Photogrammetry methods (D'Apuzzo 1998) can instead acquire all data in less than one second.
The second component of the human body modeling process consists in the capture of the motion (Dyer et al. 1995). The
different systems can be divided into groups depending on which characteristic is used for classification, e.g. accuracy,
time to process the data, method used, price of the system, portability of the system. Photogrammetric systems measure
very accurately the trajectories of signalized target points on the body (Boulic et al. 1998, Vicon, Qualisys, Northen
Digital); some of them compute the data in real-time. Other systems use electromagnetic sensors which are connected to
a computer unit which can process the data and produce 3-D data in real time (Ascension, Polhemus). There are also
mechanical systems, where the person has to wear special suits with mechanical sensors which register the movement of
the different articulations (Analogus). Motorized video theodolites in combination with a digital video camera have also
been used for human motion analysis (Anai et al. 1999). A different approach is used by the image-based methods where
image sequences are taken from different positions and then processed to recover the 3-D motion of the body (Gravila et
al. 1996).
The common characteristic of these systems is the separated consideration of the two modeling aims: shape and motion
are modeled in two different steps. In this paper, we present instead a method to solve the two problems simultaneously,
recovering from one data set both 3-D shape and 3-D motion information.

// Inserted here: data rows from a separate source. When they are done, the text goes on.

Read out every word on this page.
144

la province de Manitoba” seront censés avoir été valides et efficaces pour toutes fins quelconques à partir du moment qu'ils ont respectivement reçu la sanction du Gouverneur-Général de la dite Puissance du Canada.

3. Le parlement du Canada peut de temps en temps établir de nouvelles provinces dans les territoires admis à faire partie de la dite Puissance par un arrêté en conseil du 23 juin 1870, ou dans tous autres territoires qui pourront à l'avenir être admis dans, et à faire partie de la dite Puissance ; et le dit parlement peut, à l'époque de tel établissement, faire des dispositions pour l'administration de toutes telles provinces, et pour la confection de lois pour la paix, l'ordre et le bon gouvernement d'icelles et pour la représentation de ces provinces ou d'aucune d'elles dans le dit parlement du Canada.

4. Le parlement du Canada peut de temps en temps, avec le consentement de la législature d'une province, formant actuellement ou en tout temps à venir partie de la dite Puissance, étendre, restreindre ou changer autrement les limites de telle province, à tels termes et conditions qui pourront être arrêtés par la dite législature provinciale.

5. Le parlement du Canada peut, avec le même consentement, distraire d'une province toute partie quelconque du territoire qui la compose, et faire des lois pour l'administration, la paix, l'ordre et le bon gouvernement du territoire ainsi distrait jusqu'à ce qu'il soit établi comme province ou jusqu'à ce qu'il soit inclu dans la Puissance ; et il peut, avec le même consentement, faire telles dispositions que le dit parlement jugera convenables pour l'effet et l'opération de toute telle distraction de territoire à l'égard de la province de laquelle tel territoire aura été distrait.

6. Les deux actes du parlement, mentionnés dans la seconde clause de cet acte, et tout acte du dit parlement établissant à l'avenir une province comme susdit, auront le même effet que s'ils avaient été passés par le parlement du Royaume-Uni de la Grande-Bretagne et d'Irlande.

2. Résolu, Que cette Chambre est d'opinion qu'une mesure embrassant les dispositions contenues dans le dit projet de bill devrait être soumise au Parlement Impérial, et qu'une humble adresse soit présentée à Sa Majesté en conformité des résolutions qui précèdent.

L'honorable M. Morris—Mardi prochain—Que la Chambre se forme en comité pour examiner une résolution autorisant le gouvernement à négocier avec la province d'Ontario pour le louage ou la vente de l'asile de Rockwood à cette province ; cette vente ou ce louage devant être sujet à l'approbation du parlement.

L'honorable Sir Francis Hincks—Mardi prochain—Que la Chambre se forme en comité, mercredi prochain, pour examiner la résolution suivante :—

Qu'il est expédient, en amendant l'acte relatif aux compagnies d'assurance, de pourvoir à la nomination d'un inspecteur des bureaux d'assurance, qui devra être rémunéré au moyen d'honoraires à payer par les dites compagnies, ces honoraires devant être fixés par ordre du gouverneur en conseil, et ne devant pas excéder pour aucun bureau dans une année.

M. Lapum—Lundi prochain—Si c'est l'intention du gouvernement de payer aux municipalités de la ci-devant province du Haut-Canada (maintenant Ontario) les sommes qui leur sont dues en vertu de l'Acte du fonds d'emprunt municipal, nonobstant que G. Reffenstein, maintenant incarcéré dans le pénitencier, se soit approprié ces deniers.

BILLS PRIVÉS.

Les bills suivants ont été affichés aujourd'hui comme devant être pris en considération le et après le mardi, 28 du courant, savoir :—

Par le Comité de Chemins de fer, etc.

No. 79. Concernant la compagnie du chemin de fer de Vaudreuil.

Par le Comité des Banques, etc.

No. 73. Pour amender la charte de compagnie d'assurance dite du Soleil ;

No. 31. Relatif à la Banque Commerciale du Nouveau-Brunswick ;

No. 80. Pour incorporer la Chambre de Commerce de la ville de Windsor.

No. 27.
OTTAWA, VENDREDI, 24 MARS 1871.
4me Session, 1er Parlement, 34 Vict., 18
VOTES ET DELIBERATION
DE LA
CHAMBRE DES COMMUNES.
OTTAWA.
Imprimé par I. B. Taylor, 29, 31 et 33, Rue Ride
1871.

The core of this paper is the description of the least squares matching tracking algorithm (LSMTA). It uses the least
squares matching process to establish the correspondences between subsequent frames of the same view as well as
correspondences between the images of the different views. Least squares matching has been chosen among others
methods for its adaptivity.
2 EXTRACTION OF 3-D DATA FROM VIDEO SEQUENCES
In this section, we will first describe the system for data acquisition and the method used for its calibration. We then
depict our methods for the extraction of 3-D data from the multi-image video sequence. The extracted information is of
two different types: 3-D points clouds of the visible parts of the human body for each time step and a 3-D vector field of
trajectories. The LSMTA can be also used in 2-D mode; we give an example of this possible use in tracking of facial
expressions.
2.1 Data Acquisition and Calibration
Three synchronized CCD cameras in a linear arrangement (left,
center, right) are used. A sequence of triplet images is acquired with
a frame grabber and the images are stored with 768x576 pixels at 8
bit quantization. The CCD cameras are interlaced, i.e. a full frame
is split into two fields which are recorded and read-out
consecutively. As odd and even lines of an image are captured at
different times, a saw pattern is created in the image when
recording moving objects. For this reason only the odd lines of the
images are processed, at the cost of reducing the resolution in
vertical direction by 50 percent. In the future is planned the use of Figure 1. Automatically measured image
coordinates of the two points on the reference bar
progressive scan cameras which acquire full frames.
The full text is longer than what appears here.